Quel triste aveuglement ! ou plutôt, puisque la Gironde se proposait surtout d’accabler le parti de la Montagne, quelle triste nécessité ! Elle acceptait de couvrir de beaux mots républicains un mouvement profond de réaction royaliste et de contre-révolution. Sans doute elle réussissait à se tromper elle-même. Elle ne voulait pas s’avouer que ses alliés étaient des ennemis de la République et de la Révolution. Le réveil sera terrible quand la Gironde sera obligée de se prononcer pour le royalisme brusquement déclaré, ou de reconnaître qu’elle avait encouragé à son insu la contre-révolution.

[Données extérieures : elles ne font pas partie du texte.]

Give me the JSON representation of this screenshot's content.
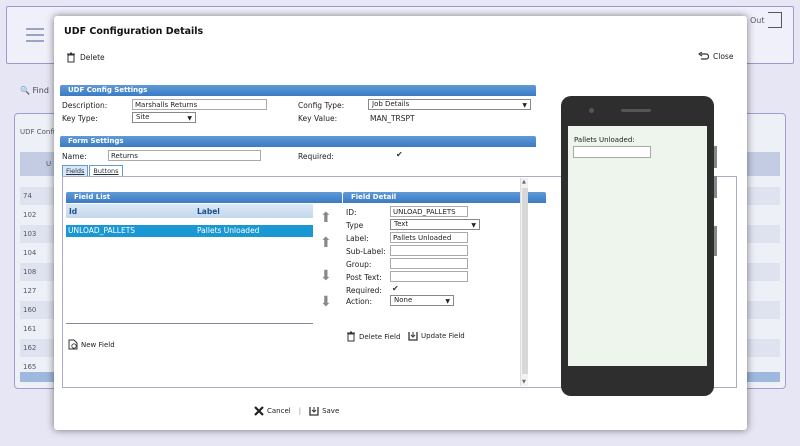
{
  "background": {
    "logout_label": "Out",
    "find_label": "Find",
    "panel_title": "UDF Confi",
    "column_head": "U",
    "rows": [
      "74",
      "102",
      "103",
      "104",
      "108",
      "127",
      "160",
      "161",
      "162",
      "165"
    ]
  },
  "modal": {
    "title": "UDF Configuration Details",
    "delete_label": "Delete",
    "close_label": "Close",
    "udf_section": {
      "title": "UDF Config Settings",
      "description_label": "Description:",
      "description_value": "Marshalls Returns",
      "key_type_label": "Key Type:",
      "key_type_value": "Site",
      "config_type_label": "Config Type:",
      "config_type_value": "Job Details",
      "key_value_label": "Key Value:",
      "key_value_value": "MAN_TRSPT"
    },
    "form_section": {
      "title": "Form Settings",
      "name_label": "Name:",
      "name_value": "Returns",
      "required_label": "Required:",
      "required_checked": true
    },
    "tabs": [
      {
        "label": "Fields",
        "active": true
      },
      {
        "label": "Buttons",
        "active": false
      }
    ],
    "field_list": {
      "title": "Field List",
      "col_id": "Id",
      "col_label": "Label",
      "rows": [
        {
          "id": "UNLOAD_PALLETS",
          "label": "Pallets Unloaded"
        }
      ],
      "new_field_label": "New Field"
    },
    "field_detail": {
      "title": "Field Detail",
      "id_label": "ID:",
      "id_value": "UNLOAD_PALLETS",
      "type_label": "Type",
      "type_value": "Text",
      "label_label": "Label:",
      "label_value": "Pallets Unloaded",
      "sublabel_label": "Sub-Label:",
      "sublabel_value": "",
      "group_label": "Group:",
      "group_value": "",
      "posttext_label": "Post Text:",
      "posttext_value": "",
      "required_label": "Required:",
      "required_checked": true,
      "action_label": "Action:",
      "action_value": "None",
      "delete_field_label": "Delete Field",
      "update_field_label": "Update Field"
    },
    "preview": {
      "field_label": "Pallets Unloaded:"
    },
    "cancel_label": "Cancel",
    "save_label": "Save"
  }
}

Chose frappante ! Le souci qu’ont les Girondins de se réclamer du peuple pauvre, de montrer, que dans le mouvement marseillais, les ouvriers, menuisiers, casseurs de pierre, sont au premier rang, répond à la tactique de la contre-révolution vendéenne qui, elle aussi, prétendait être d’origine populaire. Et par quelle étrange et coupable complaisance ces « hommes d’ordre » font ici l’apologie d’un tribunal populaire marseillais qui était l’instrument tout préparé des violences sanglantes contre les premiers et plus fervents amis de la Révolution ! Il est vrai que le Patriote français manifeste en ce point un peu d’embarras :

« Marseille, rendue à la liberté et à l’ordre, doit renoncer à ce tribunal, elle ne doit pas emprunter à l’anarchie ses moyens odieux ; elle ne doit reconnaître de tribunaux que ceux que la loi avoue. Marseillais, la loi, la loi, c’est là, le but de nos efforts, c’est là notre point de ralliement. »

Ici, une secrète inquiétude se fait jour tout de même. Ducos, dans la Chronique de Paris du 15 mars, élude les difficultés par de vagues déclarations conciliantes. Il dit, résumant et commentant la lettre des commissaires :

« Tout à coup les sections ont exercé la souveraineté ; elles ont créé un tribunal populaire, et, chose étrange, les autorités constituées ne se sont pas opposées à ces actes de fédéralisme.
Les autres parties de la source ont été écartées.